Integrate curve f ds Line Integrals

[Unart]

Homework Statement

Compute ∫f ds for f(x,y)= √(1+9xy), y=x^3 for 0≤x≤1

Homework Equations

∫f ds= ∫f(c(t))||c'(t)||

||c'(t)|| is the magnitude of ∇c'(t)

The Attempt at a Solution

So, with this equation y=x^3 ... I got the that c(t)= <t,t^3>
c'(t)=<1,3t^2>

I know that from the equation y=x^3... x=t=0 and 1... I don't know how to get the magnitude of such equation. They the lower and upper limit.

Another thing is I cannot for the life of me figure out how to take the anti-derivative of √(1+9xy)... which by the time I change to t it would be √(1+9t^4)...

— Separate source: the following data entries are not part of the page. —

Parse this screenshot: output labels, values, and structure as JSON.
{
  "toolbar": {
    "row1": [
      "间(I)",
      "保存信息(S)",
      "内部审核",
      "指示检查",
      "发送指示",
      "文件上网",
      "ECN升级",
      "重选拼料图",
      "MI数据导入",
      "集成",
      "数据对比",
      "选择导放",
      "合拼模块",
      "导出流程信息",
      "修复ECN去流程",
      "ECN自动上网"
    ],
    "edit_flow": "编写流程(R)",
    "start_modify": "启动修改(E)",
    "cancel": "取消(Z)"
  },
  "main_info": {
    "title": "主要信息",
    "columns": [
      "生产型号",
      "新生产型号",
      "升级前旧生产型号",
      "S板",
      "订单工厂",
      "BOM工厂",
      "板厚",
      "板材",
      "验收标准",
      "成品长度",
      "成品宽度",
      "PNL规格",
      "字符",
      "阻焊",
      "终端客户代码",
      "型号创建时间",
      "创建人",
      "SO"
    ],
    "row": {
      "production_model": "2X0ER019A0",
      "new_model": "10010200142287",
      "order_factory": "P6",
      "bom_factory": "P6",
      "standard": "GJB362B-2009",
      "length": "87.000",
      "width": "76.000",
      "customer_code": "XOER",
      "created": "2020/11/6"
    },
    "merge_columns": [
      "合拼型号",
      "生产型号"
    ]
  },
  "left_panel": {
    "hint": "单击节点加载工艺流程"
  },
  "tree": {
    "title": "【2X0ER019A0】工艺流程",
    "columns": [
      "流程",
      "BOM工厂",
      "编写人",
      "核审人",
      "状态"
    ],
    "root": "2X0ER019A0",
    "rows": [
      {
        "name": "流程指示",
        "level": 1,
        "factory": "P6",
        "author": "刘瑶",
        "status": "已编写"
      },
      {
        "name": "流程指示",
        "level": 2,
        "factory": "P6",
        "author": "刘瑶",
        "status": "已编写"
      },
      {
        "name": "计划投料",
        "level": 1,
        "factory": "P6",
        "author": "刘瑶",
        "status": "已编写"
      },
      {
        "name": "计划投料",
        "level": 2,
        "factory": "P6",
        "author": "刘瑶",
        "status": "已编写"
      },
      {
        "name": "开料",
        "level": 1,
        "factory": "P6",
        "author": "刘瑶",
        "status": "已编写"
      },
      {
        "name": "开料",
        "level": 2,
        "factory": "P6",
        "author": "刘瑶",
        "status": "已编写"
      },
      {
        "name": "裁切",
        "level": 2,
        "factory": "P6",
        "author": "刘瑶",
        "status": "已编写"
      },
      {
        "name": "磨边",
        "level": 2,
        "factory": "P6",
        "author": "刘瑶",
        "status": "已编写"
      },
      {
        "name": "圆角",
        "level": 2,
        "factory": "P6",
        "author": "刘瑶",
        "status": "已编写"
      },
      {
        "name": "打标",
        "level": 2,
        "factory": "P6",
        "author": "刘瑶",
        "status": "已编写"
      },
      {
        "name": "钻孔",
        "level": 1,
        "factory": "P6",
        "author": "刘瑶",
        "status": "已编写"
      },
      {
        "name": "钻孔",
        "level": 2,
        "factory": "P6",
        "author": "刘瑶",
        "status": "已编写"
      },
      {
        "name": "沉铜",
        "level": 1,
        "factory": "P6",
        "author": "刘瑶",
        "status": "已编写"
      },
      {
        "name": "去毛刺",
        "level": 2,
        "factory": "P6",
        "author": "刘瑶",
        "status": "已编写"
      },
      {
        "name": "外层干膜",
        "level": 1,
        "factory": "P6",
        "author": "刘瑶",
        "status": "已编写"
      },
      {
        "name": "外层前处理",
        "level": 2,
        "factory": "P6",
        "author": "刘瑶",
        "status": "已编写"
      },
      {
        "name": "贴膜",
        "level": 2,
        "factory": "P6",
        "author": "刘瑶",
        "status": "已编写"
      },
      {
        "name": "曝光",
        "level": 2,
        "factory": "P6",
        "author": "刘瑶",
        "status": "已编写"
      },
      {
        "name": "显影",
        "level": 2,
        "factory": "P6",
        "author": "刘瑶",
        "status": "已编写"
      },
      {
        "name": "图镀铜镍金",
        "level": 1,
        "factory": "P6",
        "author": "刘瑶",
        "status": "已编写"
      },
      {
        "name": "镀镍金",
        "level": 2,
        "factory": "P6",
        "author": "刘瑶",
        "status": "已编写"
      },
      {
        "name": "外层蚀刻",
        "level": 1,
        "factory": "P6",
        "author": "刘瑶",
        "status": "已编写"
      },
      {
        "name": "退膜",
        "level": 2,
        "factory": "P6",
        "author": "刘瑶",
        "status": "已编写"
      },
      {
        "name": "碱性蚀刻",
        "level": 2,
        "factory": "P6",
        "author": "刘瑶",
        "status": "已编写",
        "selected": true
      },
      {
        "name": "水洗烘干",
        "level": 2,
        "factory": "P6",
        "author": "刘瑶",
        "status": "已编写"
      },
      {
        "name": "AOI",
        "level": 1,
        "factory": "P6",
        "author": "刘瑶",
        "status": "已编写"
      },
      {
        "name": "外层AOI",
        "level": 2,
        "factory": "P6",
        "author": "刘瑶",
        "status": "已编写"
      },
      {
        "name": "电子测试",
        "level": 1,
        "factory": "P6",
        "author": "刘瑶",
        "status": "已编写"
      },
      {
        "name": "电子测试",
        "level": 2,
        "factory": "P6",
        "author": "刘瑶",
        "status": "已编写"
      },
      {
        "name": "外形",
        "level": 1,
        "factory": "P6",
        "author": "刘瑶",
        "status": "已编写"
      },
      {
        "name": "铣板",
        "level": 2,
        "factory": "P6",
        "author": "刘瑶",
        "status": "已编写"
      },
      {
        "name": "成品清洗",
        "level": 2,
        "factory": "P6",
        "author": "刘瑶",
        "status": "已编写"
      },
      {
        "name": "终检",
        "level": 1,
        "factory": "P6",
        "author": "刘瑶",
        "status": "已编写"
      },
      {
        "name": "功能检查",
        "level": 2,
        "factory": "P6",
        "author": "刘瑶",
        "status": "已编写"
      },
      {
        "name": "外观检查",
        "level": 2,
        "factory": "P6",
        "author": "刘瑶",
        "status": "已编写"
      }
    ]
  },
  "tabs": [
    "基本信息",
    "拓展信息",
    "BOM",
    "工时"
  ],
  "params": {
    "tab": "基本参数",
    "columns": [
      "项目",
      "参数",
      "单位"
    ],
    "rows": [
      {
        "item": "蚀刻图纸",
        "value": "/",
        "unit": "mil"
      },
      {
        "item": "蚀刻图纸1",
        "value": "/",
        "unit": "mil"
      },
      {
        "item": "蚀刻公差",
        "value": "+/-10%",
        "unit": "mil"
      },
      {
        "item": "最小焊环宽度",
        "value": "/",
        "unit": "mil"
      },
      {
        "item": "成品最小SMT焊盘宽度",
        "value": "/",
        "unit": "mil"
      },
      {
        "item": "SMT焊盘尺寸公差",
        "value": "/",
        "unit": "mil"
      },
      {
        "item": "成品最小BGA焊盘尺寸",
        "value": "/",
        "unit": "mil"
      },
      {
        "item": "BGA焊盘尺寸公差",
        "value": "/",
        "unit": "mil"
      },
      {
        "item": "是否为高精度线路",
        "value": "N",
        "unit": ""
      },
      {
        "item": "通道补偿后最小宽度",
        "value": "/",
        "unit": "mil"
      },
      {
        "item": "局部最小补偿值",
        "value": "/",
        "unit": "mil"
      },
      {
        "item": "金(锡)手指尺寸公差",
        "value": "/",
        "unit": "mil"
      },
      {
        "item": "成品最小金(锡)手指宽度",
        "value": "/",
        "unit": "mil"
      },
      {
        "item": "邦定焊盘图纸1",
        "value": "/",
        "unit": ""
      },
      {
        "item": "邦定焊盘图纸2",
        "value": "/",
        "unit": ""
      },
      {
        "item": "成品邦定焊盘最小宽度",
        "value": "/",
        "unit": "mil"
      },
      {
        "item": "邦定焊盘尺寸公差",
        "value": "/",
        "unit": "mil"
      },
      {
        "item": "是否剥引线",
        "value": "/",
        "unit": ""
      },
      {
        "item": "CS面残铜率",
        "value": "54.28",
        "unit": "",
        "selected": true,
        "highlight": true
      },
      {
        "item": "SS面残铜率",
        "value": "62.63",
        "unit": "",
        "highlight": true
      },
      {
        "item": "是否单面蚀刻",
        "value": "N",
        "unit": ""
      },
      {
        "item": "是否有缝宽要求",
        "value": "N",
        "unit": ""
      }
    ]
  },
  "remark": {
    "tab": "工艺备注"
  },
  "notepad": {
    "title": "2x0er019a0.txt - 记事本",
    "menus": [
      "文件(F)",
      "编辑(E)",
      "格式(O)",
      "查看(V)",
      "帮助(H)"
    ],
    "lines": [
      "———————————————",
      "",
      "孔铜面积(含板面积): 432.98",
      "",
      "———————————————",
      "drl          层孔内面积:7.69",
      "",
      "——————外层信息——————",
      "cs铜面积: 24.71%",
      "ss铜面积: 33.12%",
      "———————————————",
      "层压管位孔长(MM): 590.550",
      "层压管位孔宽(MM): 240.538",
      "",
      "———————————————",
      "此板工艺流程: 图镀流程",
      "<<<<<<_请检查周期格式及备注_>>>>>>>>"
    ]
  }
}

Of course if I'm approaching this the wrong way please, tell me what I'm doing wrong. Please let me know if it isn't clear enough.

 

[haruspex]

||c'(t)|| is the magnitude of ∇c'(t)

Do you mean ||c'(t)|| is the magnitude of ∇c(t)?

The Attempt at a Solution

So, with this equation y=x^3 ... I got the that c(t)= <t,t^3>
c'(t)=<1,3t^2>

So ||c'(t)|| = √(1+9t⁴), yes?

Another thing is I cannot for the life of me figure out how to take the anti-derivative of √(1+9xy)... which by the time I change to t it would be √(1+9t^4)...

Yes, but after you multiply that by ||c'(t)|| it will look a lot nicer.

 

[Unart]

Yes, but after you multiply that by ||c'(t)|| it will look a lot nicer.

No joke... thanks to you. It cleared up a whole lot of dark and dreary confusion. I was plugging the number into the Magnitude equation and getting just a number for the magnitude. I didn't know that you just took the derivative as and used the magnitude equation from that.

THANKYOU!
I posted another question and the past and began to worry if my wording or something was off.